In Washington, D.C., pedestrians nominated "ping me", "literally" used incorrectly, "bro," "hater," "hating," "totes" and "amazing."

John Shibley, who helped compile Lake Superior's 37th annual list of banished words, says "amazing" was also one of the dozen that made the final list, receiving several thousand nominations from around the world.

"One that hadn't shown up on our all-time banished list, which surprised us, is 'amazing,'" Shibley told weekends on All Things Considered host Rebecca Sheir.

"This is sort of a tongue-in-cheek endeavor, when people notice they hear it too much on the media or when they're conversing with other people. It sort of is like a pebble stuck in your shoe," Shibley says. "People are either really angry at a word or phrase that's overused or just find it's a quirky word that's time to retire."

Other words that made the list were man cave and ginormous.

"Two weeks ago, we didn't have any notion at all that [man cave] would show up," Shibley said. "And I always like the dark horse words that float to the top and surprise us."

The First List

At a New Year's Eve party in 1975, Bill Rabe, the former college relations director, made a bet with the faculty that he could go home and type up five words and phrases that they talked about that they felt were overused. The 1976 list included "detente" and "macho." Lake Superior State now has close to 900 words on its all-time banished list.
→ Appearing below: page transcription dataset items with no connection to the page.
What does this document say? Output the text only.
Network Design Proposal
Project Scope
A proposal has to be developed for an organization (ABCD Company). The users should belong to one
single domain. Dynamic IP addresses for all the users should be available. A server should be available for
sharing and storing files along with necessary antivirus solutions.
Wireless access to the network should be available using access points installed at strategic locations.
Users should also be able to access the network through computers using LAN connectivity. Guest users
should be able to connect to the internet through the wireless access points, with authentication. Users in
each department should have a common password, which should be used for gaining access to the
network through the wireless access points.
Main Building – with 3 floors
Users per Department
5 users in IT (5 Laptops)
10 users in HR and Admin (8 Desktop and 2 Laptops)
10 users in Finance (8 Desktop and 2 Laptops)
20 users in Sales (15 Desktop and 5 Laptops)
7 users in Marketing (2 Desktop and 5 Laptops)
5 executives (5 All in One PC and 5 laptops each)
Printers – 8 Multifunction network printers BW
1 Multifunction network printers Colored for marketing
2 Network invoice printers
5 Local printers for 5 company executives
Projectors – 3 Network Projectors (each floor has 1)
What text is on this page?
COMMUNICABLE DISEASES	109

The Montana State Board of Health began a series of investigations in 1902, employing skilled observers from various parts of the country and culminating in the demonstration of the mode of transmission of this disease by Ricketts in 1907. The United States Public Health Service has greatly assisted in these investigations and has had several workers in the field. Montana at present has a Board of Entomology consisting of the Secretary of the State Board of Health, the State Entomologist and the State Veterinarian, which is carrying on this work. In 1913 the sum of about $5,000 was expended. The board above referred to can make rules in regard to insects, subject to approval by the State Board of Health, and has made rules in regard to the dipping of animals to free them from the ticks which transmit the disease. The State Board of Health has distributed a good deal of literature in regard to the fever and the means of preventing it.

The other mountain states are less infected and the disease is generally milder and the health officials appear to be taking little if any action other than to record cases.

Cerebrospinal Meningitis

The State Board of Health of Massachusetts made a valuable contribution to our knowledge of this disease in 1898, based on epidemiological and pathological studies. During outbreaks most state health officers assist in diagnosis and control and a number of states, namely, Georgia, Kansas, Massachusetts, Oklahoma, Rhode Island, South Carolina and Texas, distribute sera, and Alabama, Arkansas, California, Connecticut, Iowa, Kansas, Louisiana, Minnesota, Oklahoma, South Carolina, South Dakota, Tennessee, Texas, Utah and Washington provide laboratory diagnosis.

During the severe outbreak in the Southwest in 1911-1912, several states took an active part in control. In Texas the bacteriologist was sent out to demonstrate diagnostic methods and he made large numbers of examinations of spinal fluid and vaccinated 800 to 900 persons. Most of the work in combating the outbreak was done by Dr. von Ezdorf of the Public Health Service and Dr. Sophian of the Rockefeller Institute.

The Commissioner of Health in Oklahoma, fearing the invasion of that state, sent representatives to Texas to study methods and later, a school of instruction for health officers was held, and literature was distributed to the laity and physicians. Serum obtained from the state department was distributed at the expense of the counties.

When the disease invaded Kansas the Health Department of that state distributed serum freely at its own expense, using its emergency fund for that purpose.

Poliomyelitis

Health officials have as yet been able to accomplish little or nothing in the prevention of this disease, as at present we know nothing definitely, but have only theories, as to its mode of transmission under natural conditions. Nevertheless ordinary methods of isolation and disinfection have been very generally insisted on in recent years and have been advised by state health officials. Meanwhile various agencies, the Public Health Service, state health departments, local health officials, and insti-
Rabe was a stringer for United Press International and he sent it off for publication. UPI ran it on New Year's day and shortly afterward, cards and letters started pouring in from people who had seen his list.

"So he settled into a habit ... before long, it grew legs and took off," Shibley says.

Shibley says Lake Superior State receives thousands of nominations from all over the world. Shibley, another colleague in the public relations office and students then go through the nominations and try to settle on 15 words.

Reflective Of The Times

Shibley says that looking through the lists can be like "looking at snapshots of cultural movements back then, times gone by".

Several words on this year's list, like "occupy," "shared sacrifice" and "win the future" echoed social and political themes of the year.

Shibley says one student brought in a pizza and waved his fingers "like W.C. Fields and says, 'I'm going to occupy this pizza.'" The word "occupy" was nominated by many college students who felt it was used as a verb too much for other things.

"But that's how language develops, from contemporary events," Shibley tells Shier. "I personally don't want to see language squelched in any way or form because I think it's a living thing. It reflects us and it's always changing."

Shibley says that while the list is made in jest, it is a list that is meant to start a conversation about words and how people express themselves.